Great job but damn it, Seeing your work is going to make me paint my crusty parts now!

With all the horror stories I’ve heard, I get nervous just handling my opti. I bought the E4 socket but haven’t mustered the balls to open it up yet.

My hub has that wear line too, and I was just going to leave it since it wasn’t leaking but maybe I’ll hit it with a scotch brite pad before reinstall. I bought new VC gaskets too but those aren’t leaking so I’ll probably leave well enough alone.

My next project after the motor is reassembled is dropping the tank and fixing the sending unit. Ran the pig out of gas twice because it’s actually empty when the gauge shows 1/8 tank.
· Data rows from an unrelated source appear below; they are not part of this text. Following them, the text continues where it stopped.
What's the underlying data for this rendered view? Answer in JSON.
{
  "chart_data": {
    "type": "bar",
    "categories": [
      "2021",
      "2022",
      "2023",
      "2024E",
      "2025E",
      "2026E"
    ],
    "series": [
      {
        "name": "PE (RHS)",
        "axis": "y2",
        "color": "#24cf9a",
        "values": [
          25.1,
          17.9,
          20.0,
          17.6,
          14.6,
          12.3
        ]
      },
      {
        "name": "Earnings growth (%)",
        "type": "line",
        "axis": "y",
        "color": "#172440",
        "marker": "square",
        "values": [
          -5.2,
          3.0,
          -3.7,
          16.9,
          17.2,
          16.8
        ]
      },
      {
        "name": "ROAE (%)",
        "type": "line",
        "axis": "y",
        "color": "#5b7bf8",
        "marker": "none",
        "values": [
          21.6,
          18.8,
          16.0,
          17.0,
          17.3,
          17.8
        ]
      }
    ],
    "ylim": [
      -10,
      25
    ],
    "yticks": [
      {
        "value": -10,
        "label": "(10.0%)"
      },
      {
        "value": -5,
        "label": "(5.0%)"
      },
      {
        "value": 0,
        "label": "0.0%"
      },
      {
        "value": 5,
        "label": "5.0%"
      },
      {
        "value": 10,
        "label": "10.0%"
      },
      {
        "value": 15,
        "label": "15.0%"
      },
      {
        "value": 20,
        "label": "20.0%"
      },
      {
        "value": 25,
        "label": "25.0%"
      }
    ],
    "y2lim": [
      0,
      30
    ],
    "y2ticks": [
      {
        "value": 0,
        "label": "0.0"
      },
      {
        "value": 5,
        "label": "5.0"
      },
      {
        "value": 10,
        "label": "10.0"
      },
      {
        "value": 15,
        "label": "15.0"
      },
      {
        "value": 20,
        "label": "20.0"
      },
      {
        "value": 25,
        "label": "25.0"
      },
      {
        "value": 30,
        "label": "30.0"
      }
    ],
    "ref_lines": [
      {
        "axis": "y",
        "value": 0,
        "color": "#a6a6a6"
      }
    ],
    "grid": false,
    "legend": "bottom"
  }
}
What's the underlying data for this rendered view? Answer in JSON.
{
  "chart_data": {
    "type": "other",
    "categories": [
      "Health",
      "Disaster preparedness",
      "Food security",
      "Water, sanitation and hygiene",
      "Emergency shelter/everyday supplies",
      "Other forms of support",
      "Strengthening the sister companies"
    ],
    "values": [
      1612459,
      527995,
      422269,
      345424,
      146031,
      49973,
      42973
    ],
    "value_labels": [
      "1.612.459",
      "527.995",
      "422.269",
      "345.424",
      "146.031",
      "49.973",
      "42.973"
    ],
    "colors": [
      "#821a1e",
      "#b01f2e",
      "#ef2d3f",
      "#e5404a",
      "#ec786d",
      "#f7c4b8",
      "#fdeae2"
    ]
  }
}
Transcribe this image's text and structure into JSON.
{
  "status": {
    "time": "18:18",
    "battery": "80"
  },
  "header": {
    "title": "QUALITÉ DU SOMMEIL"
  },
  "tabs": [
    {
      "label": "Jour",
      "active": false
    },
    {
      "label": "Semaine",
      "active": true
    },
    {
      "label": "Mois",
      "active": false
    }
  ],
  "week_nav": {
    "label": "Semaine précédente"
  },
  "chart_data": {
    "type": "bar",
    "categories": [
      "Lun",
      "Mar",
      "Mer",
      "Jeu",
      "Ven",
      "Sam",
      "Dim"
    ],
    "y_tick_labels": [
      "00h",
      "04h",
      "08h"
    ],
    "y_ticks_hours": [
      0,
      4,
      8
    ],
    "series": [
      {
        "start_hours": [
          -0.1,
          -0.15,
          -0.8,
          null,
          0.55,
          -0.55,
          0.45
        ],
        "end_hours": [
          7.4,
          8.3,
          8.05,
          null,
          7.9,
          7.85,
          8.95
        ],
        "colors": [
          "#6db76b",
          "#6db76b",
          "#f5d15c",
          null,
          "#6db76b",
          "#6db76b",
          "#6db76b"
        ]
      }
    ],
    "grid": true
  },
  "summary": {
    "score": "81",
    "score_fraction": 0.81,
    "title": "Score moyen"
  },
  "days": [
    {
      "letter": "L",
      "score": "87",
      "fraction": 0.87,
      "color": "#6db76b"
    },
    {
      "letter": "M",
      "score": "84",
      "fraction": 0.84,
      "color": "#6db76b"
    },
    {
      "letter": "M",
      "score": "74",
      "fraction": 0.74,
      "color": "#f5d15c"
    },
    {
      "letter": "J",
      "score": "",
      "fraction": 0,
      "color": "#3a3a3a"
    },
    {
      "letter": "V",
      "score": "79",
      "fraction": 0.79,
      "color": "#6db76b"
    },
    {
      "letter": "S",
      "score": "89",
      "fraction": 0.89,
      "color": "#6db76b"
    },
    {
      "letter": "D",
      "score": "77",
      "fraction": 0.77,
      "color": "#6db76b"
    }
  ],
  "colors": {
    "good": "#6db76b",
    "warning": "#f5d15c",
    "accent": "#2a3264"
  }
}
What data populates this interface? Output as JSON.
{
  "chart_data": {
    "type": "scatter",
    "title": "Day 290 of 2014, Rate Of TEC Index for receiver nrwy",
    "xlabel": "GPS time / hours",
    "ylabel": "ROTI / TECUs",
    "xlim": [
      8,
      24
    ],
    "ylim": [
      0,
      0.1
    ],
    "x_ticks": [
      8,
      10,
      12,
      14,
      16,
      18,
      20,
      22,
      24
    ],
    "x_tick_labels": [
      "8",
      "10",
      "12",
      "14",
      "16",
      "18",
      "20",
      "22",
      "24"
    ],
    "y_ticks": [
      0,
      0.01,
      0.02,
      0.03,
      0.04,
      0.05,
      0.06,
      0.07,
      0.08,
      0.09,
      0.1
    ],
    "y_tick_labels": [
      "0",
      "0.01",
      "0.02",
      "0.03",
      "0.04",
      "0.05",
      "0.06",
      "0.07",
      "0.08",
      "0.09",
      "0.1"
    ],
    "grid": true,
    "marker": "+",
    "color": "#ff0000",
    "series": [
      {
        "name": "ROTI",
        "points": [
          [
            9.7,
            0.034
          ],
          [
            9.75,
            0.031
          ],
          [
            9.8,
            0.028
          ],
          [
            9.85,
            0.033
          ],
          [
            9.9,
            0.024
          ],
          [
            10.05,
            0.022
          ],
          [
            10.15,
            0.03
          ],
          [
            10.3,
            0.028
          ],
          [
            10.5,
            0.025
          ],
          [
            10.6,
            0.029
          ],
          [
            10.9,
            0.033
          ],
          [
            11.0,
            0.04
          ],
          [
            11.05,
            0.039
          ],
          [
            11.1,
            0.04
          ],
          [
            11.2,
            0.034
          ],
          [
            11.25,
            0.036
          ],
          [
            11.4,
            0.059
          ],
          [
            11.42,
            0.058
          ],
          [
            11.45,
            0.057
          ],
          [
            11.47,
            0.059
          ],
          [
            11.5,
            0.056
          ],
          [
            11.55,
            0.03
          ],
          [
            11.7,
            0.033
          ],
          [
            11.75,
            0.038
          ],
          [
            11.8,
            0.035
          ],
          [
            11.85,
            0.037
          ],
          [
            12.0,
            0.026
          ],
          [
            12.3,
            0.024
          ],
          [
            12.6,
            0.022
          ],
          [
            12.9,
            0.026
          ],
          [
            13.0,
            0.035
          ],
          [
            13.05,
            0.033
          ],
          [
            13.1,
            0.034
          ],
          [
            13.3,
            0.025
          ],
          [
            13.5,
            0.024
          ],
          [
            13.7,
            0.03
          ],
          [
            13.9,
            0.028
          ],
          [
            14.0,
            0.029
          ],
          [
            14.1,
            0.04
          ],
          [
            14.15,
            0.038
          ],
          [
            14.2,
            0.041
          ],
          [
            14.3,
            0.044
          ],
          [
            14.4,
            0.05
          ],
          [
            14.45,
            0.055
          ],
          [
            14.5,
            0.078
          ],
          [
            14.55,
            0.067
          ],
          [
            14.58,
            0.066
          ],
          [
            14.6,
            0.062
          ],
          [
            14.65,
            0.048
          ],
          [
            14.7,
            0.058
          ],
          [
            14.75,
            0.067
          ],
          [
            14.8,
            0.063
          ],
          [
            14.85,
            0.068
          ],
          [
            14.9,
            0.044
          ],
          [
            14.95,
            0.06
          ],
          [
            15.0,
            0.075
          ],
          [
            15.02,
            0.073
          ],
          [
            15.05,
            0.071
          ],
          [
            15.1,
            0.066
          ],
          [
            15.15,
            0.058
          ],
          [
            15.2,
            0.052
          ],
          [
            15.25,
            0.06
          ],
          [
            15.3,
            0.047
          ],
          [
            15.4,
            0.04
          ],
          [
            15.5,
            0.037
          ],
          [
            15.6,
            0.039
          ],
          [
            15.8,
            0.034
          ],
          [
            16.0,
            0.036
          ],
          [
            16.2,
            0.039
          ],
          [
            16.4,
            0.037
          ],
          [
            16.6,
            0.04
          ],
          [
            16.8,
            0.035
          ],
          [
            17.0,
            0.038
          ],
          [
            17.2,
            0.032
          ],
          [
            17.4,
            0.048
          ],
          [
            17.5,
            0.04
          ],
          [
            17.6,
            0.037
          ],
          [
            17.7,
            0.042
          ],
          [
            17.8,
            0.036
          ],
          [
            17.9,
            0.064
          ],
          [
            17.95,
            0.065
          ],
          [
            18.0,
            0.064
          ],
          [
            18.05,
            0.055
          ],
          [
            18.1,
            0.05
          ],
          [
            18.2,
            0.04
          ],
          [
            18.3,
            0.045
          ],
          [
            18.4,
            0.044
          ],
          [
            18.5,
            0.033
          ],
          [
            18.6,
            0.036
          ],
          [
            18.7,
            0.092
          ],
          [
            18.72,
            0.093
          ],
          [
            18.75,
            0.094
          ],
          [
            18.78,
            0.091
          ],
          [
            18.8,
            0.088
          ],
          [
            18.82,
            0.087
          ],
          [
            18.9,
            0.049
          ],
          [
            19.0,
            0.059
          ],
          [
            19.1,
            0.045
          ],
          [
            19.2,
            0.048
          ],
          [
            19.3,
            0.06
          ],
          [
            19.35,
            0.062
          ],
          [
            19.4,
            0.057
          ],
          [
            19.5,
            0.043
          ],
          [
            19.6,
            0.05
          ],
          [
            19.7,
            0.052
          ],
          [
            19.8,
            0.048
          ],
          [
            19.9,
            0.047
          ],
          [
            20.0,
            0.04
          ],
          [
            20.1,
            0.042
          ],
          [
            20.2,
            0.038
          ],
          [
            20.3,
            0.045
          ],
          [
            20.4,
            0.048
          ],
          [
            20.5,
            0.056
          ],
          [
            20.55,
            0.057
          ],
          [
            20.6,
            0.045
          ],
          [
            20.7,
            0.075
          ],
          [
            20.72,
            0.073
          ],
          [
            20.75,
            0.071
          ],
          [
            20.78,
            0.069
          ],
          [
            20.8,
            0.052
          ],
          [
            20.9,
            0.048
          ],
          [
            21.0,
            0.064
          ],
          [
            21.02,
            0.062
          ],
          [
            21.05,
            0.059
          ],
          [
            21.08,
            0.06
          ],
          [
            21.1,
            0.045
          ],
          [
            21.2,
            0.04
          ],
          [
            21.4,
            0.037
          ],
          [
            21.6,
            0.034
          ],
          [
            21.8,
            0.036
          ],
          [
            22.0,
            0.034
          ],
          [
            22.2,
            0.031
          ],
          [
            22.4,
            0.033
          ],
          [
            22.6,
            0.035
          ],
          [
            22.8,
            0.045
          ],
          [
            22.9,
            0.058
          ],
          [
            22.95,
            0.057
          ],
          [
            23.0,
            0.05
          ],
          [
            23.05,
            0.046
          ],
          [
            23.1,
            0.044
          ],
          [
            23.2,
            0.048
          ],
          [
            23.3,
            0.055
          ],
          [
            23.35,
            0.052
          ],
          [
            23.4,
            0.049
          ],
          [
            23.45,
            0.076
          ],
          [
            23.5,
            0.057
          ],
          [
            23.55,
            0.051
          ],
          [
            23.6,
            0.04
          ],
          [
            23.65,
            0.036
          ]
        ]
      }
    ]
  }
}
Keep the updates coming because it’s motivating me to get all my similar work done too. I’ll be taking the whole fam in the Imp on the power tour this year and would never hear the end if we had a breakdown!
 
That is a pretty cool car, but you seem to find any reason not to work on the red one. I would love to find a car like that for a daily driver. Keep up the good work. That line where the seal road is no big deal. Even if it was a little worse it most likely would have not leaked. If they are scored pretty bad, you can fix it with a speedy sleave.
 
For that "fitting" with the evap hose.... it's GM p/n 10105324. Nipple isn't available separate from GM. Have to buy the whole kit/tube. My old Camaro had that very elbow go bad UNDER WARRANTY for cripes sake. When the part came in, I just popped the nipple off the new one and swapped the old one on the dealership tube. 5 minutes and it was done.

Unobtanium? YES! Has been for almost 20 years. Not available ANYWHERE......not that I can find anyway.

DRIVEN is correct. There was an old "trick" that the Impala SS crowd guys used that worked well and that's taking a good quality old 90 degree spark plug boot and slipped it in place. Depending on the wire size. Should work ok with 7mm wires. If not, a little dab of sealer on the little end should do it fine. I've personally never tried it though, although reports say it works.

But y'all know me. If there's a way to find a part, I can usually track it down. Granted, it's for "corvette" so it's automatically pricey at $19.95, but it's the rubber bits of the metal tube unit that is no longer available. It comes with the dual ID hose nipple you seek. Well, you be the judge.

https://corvetteparts.com/item/fuel...hrottle-body-vacuum-hose-lt1-engine-1992-1995

It says the rubber parts are part of p/n 10105324.

I think the elbow you want is the top hose in the picture. Which is included in the kit.